As David Graham of the Atlantic points out, it’s a canny move for a would-be First Lady, and she’ll probably be joined on the social network by her rivals soon. Precise estimates of Pinterest’s female usership vary, but they’re as high as 80 percent; 97 percent of the site’s Facebook fans — probably the most engaged users — are women. So it’s a way of reaching out to female voters.
But perhaps crucially, what makes an appealing Pinterest board is awfully similar to what makes an appealing First Lady. For one thing, it’s all visuals (unlike, say, Twitter). For another, Pinterest is all about curating — selectively sharing intimate details that probably have very little to do with your actual personal life. So is stumping as a spouse. And, just as she’s proved formidable in the latter, Ann Romney’s sparse Pinterest page is rather genius in its own way.

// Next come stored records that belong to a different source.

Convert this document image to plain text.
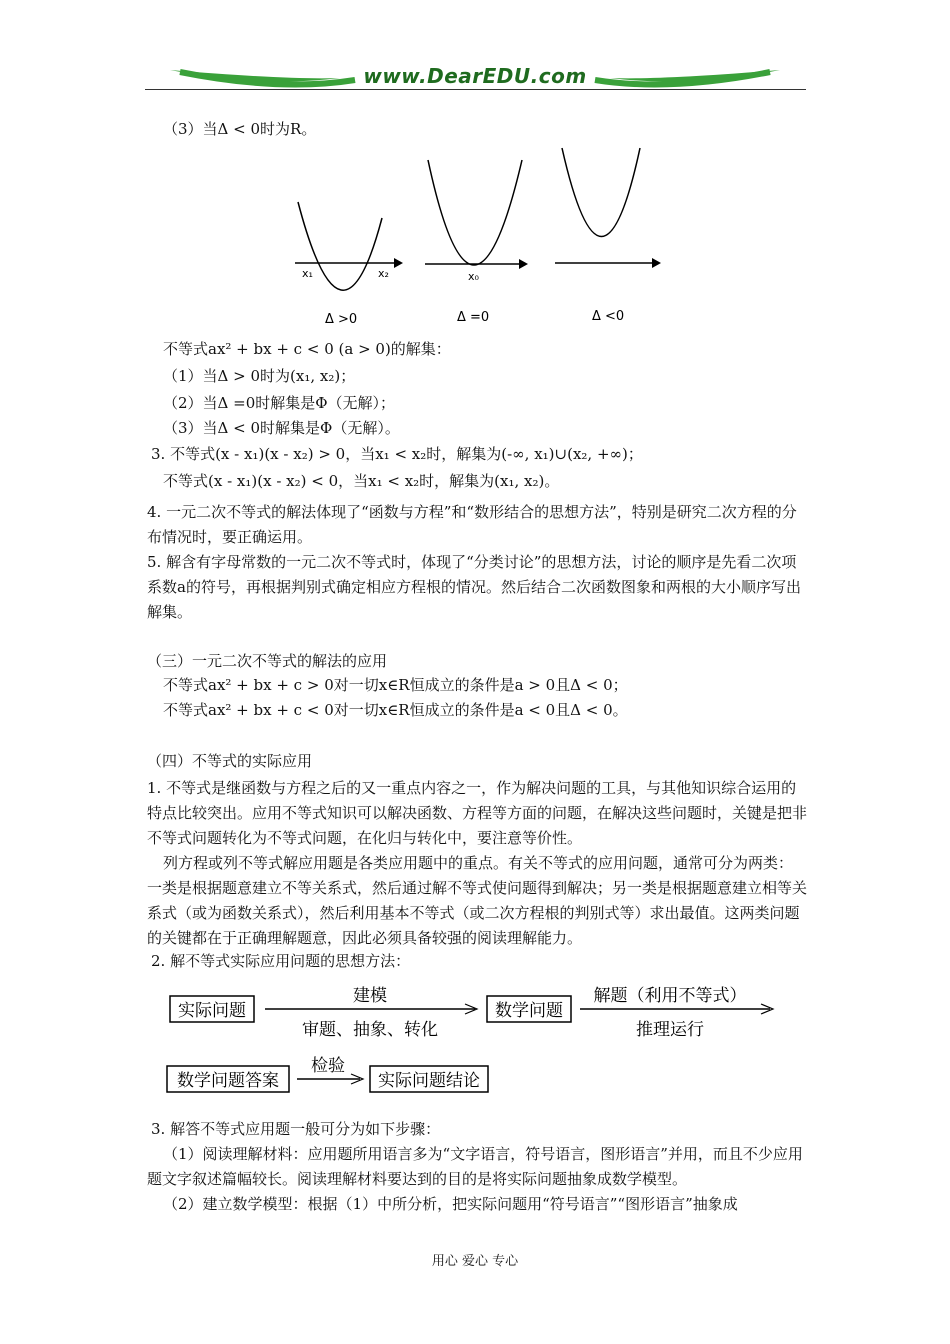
www.DearEDU.com
（3）当Δ < 0时为R。
x₁	x₂	x₀
Δ >0	Δ =0	Δ <0
不等式ax² + bx + c < 0 (a > 0)的解集：
（1）当Δ > 0时为(x₁, x₂)；
（2）当Δ =0时解集是Φ（无解）；
（3）当Δ < 0时解集是Φ（无解）。
3. 不等式(x - x₁)(x - x₂) > 0，当x₁ < x₂时，解集为(-∞, x₁)∪(x₂, +∞)；
不等式(x - x₁)(x - x₂) < 0，当x₁ < x₂时，解集为(x₁, x₂)。
4. 一元二次不等式的解法体现了“函数与方程”和“数形结合的思想方法”，特别是研究二次方程的分布情况时，要正确运用。
5. 解含有字母常数的一元二次不等式时，体现了“分类讨论”的思想方法，讨论的顺序是先看二次项系数a的符号，再根据判别式确定相应方程根的情况。然后结合二次函数图象和两根的大小顺序写出解集。
（三）一元二次不等式的解法的应用
不等式ax² + bx + c > 0对一切x∈R恒成立的条件是a > 0且Δ < 0；
不等式ax² + bx + c < 0对一切x∈R恒成立的条件是a < 0且Δ < 0。
（四）不等式的实际应用
1. 不等式是继函数与方程之后的又一重点内容之一，作为解决问题的工具，与其他知识综合运用的特点比较突出。应用不等式知识可以解决函数、方程等方面的问题，在解决这些问题时，关键是把非不等式问题转化为不等式问题，在化归与转化中，要注意等价性。
列方程或列不等式解应用题是各类应用题中的重点。有关不等式的应用问题，通常可分为两类：一类是根据题意建立不等关系式，然后通过解不等式使问题得到解决；另一类是根据题意建立相等关系式（或为函数关系式），然后利用基本不等式（或二次方程根的判别式等）求出最值。这两类问题的关键都在于正确理解题意，因此必须具备较强的阅读理解能力。
2. 解不等式实际应用问题的思想方法：
实际问题
建模
审题、抽象、转化
数学问题
解题（利用不等式）
推理运行
数学问题答案
检验
实际问题结论
3. 解答不等式应用题一般可分为如下步骤：
（1）阅读理解材料：应用题所用语言多为“文字语言，符号语言，图形语言”并用，而且不少应用题文字叙述篇幅较长。阅读理解材料要达到的目的是将实际问题抽象成数学模型。
（2）建立数学模型：根据（1）中所分析，把实际问题用“符号语言”“图形语言”抽象成
用心 爱心 专心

Her recipe pin board not only includes two pictures of dishes involving red, white, and blue fruit dishes, it is beautifully neutral: banana bread might be the most controversial inclusion, and when you’re forcing someone to write about about the taste of a bland, smooth fruit combined with sweeteners and flour as “controversial,” you’ve really achieved something. There’s a whole separate page devoted to patriotic food and decorating ideas, although, if Ann Romney actually uses any of them in her own home(s), I will personally eat all 864 pages of Anna Karenina, one of two books in this great wide world of ours Romney deems “worth reading.”
Under the “Stuff I Love” category, one thing and one thing only: A picture that tells the story of her involvement with the New England Chapter of the National MS Society. Not chocolate, not expensive clothing, not fancy vacations. But lest you think she doesn’t love her husband: The board labeled inspiration just has one picture as well, of her husband and two sons at the Salt Lake City Olympics. Worshipful, anodyne, and yet the whole thing exudes a certain kind of generic warmth — which, whether or not a campaign would actually express it in that way, is often what they’re hoping for in a First Lady.